With respect to Claim 2, therefore, Hankston will be directed to make an election, to either file a notice of abandonment of that claim, indicating that he elects to abandon the claim and proceed in this case with the litigation of his remaining claims, or, alternatively, file a motion for stay, requesting a stay of this action to allow him to return to state court to exhaust Claim 2. If Hankston elects to file a motion for stay, he must make a showing that a stay is warranted, as prescribed in Rhines v. Weber, 544 U.S. 269 (2005). If Hankston does not, within the time allowed, file a notice of abandonment of Claim 2, or a motion for a stay to allow exhaustion of that claim in state court, Hankston's entire second amended habeas petition will be dismissed pursuant to Rose v. Lundy, 455 U.S. 509 (1982).
IT IS THEREFORE ORDERED that respondents' motion to dismiss (ECF No. 22) is GRANTED IN PART AND DENIED IN PART. The court finds that Claim 2 of petitioner's second amended petition for writ of habeas corpus (ECF No. 20) is unexhausted in state court. With respect to Claim 2, the court will direct petitioner to make an election, as described below.
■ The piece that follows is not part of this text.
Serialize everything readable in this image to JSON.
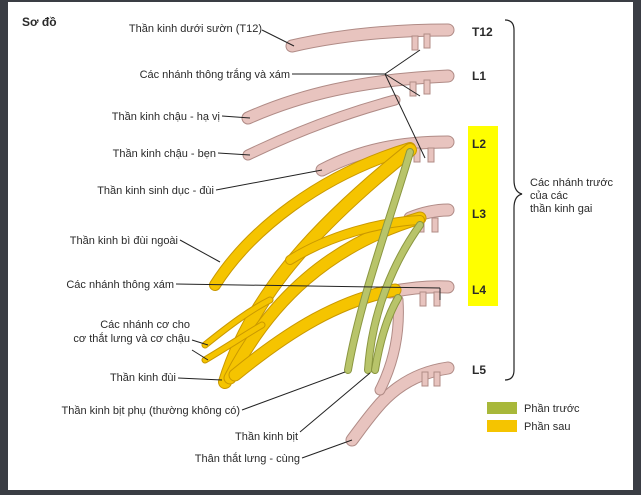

In all other respects, the motion to dismiss is denied.
IT IS FURTHER ORDERED that petitioner shall have 20 days, from the date of entry of this order, to file a notice of abandonment of Claim 2, or a motion for a stay of this action to allow him to exhaust that claim in state court, as described above.
IT IS FURTHER ORDERED that, if petitioner files a notice of abandonment of Claim 2, respondents shall then have 60 days to file an answer, responding to petitioner's remaining claims. After respondents file an answer, petitioner shall have 45 days to file a reply.
IT IS FURTHER ORDERED that, if petitioner files a motion for a stay to allow exhaustion of Claim 2 in state court, respondents shall thereafter have 30 days to file a response to that motion, and petitioner shall thereafter have 20 days to file a reply.
IT IS FURTHER ORDERED that, if petitioner does not, within the time allowed, file a notice of abandonment of Claim 2, or a motion for a stay, petitioner's entire first amended habeas petition will be dismissed pursuant to Rose v. Lundy, 455 U.S. 509 (1982). Dated October 16, 2015.